In case of x86, the implementations are located in file /arch/x86/events/intel/core.c. Address of worker functions are assigned to corresponding function pointers in struct x86_pmu(/anch/x86/events/core.c).

Set x86_pmu_read which reads the PMU of a particular kind of event as an example, this function finally invokes x86_perf_event_update()(/arch/x86/events/core.c) to obtain PMC value via rdpmcl which involves with the ultimate assembly instruction, in a compare and swap manner.

### How Does perf Obtain PMC Value via File Operation

A complete perf_event consists of the value of PMC, the critical part, and a handful of linked list, status and statistics elements. The definition is struct perf_event in /include/linux/perf_event.h.

perf_event exposes as a file descriptor to the user space applications(stat, top, record etc). These applications interact with perf_event, as well as PMU, by invoking normal file operations on corresponding file descriptors.
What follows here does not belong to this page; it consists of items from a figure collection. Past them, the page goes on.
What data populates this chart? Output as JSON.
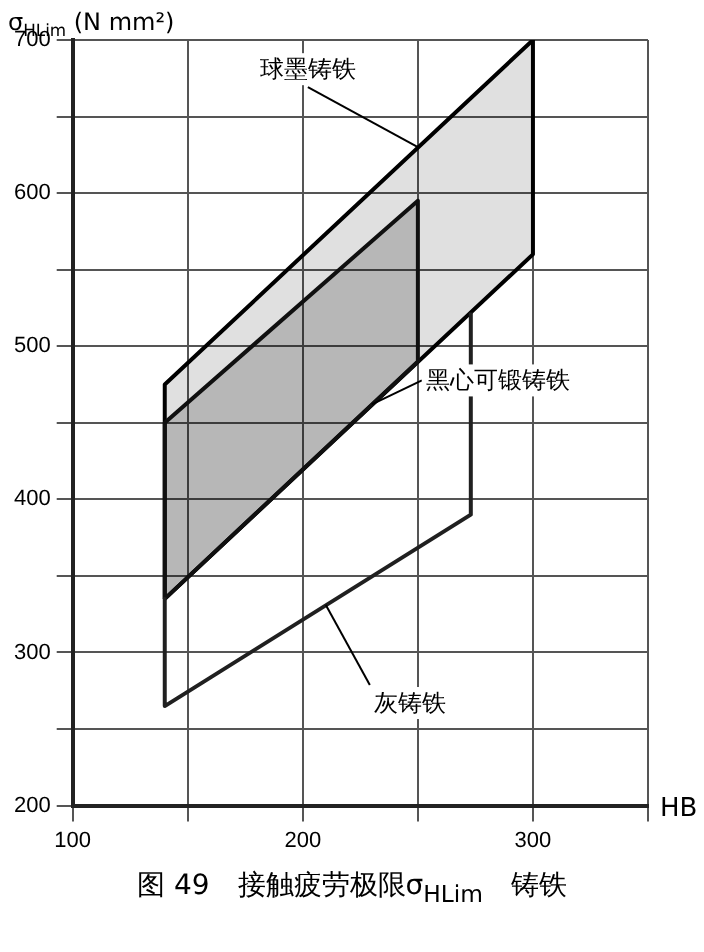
{
  "chart_data": {
    "type": "line",
    "title": "图 49　接触疲劳极限σ$_{HLim}$　铸铁",
    "xlabel": "HB",
    "ylabel": "σ$_{HLim}$ (N mm²)",
    "xlim": [
      100,
      350
    ],
    "xticks": [
      100,
      {
        "value": 150,
        "label": null
      },
      200,
      {
        "value": 250,
        "label": null
      },
      300,
      {
        "value": 350,
        "label": null
      }
    ],
    "ylim": [
      200,
      700
    ],
    "yticks": [
      200,
      {
        "value": 250,
        "label": null
      },
      300,
      {
        "value": 350,
        "label": null
      },
      400,
      {
        "value": 450,
        "label": null
      },
      500,
      {
        "value": 550,
        "label": null
      },
      600,
      {
        "value": 650,
        "label": null
      },
      700
    ],
    "grid": true,
    "marker": "none",
    "line_style": "solid",
    "series": [
      {
        "type": "area",
        "color": "#000000",
        "x": [
          140,
          140,
          300,
          300,
          140
        ],
        "values": [
          335,
          475,
          700,
          560,
          335
        ]
      },
      {
        "type": "area",
        "color": "#101010",
        "x": [
          140,
          140,
          250,
          250,
          140
        ],
        "values": [
          335,
          450,
          595,
          490,
          335
        ]
      },
      {
        "type": "line",
        "color": "#202020",
        "x": [
          140,
          140,
          273,
          273
        ],
        "values": [
          335,
          265,
          390,
          522
        ]
      }
    ],
    "annotations": [
      {
        "text": "球墨铸铁",
        "x": 250,
        "y": 630
      },
      {
        "text": "黑心可锻铸铁",
        "x": 230,
        "y": 462
      },
      {
        "text": "灰铸铁",
        "x": 210,
        "y": 331
      }
    ]
  }
}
It appears that application just calls read on a file operations, actually, the read action has already been replaced by actions of static const struct file_operations perf_fops in /kernel/events/core.c. The real read function invoked is perf_read. This function will finally call pmu->read to stream out the PMC value.

The initialization process of perf_event and file descriptor is sys_perf_event_open in /kernel/events/core.c. The new file descriptor will be returned when success.

In real application, buildtin-stat.c for instance, __run_perf_stat consequently calls process_interval(), read_counters(), read_counter(), perf_evsel__read_counter(), perf_evsel__read_one(), perf_evsel__read(), and readn().

Multiple file descriptors/counters can be polled as same as the normal poll() operation from application’s perspective. The only difference is invoking fd’s customized poll() function.